About thirty years ago, there was a nasty splash in poetry world when Jorie Graham, one of the judges of the National Poetry Series, selected for the honor a volume by one of her own students, Mark Levine. Rumor had it Graham and Levine had had an affair as well. On the Richter scale of scandal, it came in well under Nancy Kerrigan and Tonya Harding or the O. J. trial, but given that American poetry is a pretty calm pond most of the time, it felt like a big deal.
Levine was Graham's student at the Iowa Writers' Workshop, so when I learned that Lan Samantha Chang, currently director at the Workshop, had written a novel seemingly inspired by l'affaire Graham, I wanted to read it.
No copies of the novel are available in my town, but interlibrary loan came through, and a copy arrived from ... Coralville Public Library (rim shot). Ha! Coralville is a small town adjacent to Iowa City, home of the Workshop.
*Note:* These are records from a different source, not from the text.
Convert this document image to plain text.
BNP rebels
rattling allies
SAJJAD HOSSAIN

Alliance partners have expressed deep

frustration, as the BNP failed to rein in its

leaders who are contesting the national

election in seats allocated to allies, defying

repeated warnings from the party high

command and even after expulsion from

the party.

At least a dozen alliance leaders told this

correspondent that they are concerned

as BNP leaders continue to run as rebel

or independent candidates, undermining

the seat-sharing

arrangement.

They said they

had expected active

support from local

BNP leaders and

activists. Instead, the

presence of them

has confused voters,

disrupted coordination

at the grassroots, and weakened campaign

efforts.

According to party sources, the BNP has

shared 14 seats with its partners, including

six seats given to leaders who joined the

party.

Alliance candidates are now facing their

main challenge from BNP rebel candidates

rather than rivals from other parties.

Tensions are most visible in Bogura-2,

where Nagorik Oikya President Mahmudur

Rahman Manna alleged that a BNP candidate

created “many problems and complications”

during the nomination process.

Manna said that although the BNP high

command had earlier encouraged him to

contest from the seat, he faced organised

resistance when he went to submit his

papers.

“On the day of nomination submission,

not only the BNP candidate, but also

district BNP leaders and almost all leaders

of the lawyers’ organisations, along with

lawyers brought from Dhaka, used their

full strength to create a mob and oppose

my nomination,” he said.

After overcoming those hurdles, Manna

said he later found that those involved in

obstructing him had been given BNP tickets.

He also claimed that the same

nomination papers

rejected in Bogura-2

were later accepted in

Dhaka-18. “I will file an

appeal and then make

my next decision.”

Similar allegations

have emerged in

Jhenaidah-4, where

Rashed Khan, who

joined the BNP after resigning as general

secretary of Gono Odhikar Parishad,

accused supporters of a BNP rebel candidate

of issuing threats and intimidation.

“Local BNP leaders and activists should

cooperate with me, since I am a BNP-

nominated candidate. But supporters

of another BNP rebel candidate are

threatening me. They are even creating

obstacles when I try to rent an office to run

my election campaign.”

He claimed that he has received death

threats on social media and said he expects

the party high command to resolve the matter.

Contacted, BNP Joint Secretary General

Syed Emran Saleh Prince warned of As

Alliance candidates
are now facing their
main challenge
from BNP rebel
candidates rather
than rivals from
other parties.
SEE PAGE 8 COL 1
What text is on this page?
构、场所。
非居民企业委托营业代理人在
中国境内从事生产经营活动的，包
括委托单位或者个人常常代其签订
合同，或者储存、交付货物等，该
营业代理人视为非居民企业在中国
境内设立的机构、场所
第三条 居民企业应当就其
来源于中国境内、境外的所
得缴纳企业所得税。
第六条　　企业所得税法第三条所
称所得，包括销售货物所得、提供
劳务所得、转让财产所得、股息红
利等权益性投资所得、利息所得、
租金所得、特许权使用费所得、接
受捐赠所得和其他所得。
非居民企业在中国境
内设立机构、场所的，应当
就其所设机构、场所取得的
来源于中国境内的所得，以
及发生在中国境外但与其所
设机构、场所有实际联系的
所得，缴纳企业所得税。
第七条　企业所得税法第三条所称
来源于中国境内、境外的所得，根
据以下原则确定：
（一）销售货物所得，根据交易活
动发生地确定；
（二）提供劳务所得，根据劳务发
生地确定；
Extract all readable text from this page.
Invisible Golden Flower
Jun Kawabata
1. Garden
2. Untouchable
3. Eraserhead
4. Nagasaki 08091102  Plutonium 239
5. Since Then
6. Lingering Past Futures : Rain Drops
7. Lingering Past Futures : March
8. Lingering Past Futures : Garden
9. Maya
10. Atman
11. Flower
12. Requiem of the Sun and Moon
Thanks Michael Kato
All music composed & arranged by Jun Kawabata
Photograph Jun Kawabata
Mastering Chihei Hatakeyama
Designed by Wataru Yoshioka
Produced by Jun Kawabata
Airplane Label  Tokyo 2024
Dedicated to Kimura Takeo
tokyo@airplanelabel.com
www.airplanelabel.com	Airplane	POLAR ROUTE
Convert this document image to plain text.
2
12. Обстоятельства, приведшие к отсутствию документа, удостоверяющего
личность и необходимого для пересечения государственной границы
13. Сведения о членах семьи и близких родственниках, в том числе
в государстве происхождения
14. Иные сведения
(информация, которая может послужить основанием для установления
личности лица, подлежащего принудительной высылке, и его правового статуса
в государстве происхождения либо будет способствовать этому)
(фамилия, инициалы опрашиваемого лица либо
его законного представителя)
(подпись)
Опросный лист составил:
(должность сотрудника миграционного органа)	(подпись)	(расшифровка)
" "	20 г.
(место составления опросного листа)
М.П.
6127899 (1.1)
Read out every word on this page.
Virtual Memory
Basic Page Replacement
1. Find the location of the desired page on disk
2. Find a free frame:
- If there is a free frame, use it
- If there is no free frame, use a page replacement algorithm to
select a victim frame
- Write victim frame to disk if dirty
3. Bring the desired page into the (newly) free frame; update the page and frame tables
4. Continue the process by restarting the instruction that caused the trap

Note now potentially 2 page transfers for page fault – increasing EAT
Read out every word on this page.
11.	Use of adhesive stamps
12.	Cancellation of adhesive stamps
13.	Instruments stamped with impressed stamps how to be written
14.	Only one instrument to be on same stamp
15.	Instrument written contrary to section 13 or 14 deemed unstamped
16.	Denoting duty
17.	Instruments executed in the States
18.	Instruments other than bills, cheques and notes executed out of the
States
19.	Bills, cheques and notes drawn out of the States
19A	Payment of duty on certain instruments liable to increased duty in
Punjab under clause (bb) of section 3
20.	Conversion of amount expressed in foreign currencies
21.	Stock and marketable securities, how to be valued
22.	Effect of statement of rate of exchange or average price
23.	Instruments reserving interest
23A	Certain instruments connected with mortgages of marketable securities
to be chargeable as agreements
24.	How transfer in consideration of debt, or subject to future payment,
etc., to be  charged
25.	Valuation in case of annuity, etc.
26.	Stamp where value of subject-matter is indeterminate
All Is Forgotten, Nothing Is Lost does not really feel like a roman á clef, though. It's more as though Chang took the crucial event--teacher has affair with student, then as judge in a contest gives him a big prize--and then imagined her own set of circumstances and consequences around it. Miranda Sturgis--famous, charismatic, demanding, dead earnest--could be a portrait of Graham, but she could pass for Lucie Brock-Broido as well, or the Annie Dillard we meet in Alexander Chee's essays. Roman Morris could be Mark Levine, but he comes across as a fairly typical cocky young male aspiring poet.
Most of the novel is about how Roman takes advantage of his early career break to get a great job, more prizes, and a secure reputation while tromping on the feelings of those who love him: Miranda, his wife Lucy, his son Aidan, his friend and former fellow student Bernard.
Bernard is as monkishly, single-mindedly devoted to the ideal of poetry as Roman is to his careerist ambitions, and the contrast in their fortunes (Bernard dies in poverty before the masterpiece to which he has devoted his life is published) seems to be the point of the novel.
In a lot of ways, it seems to be a novel about being a poet that only a novelist would write. Compared to Sam Riviere's Dead Souls, it feels like a Lifetime movie.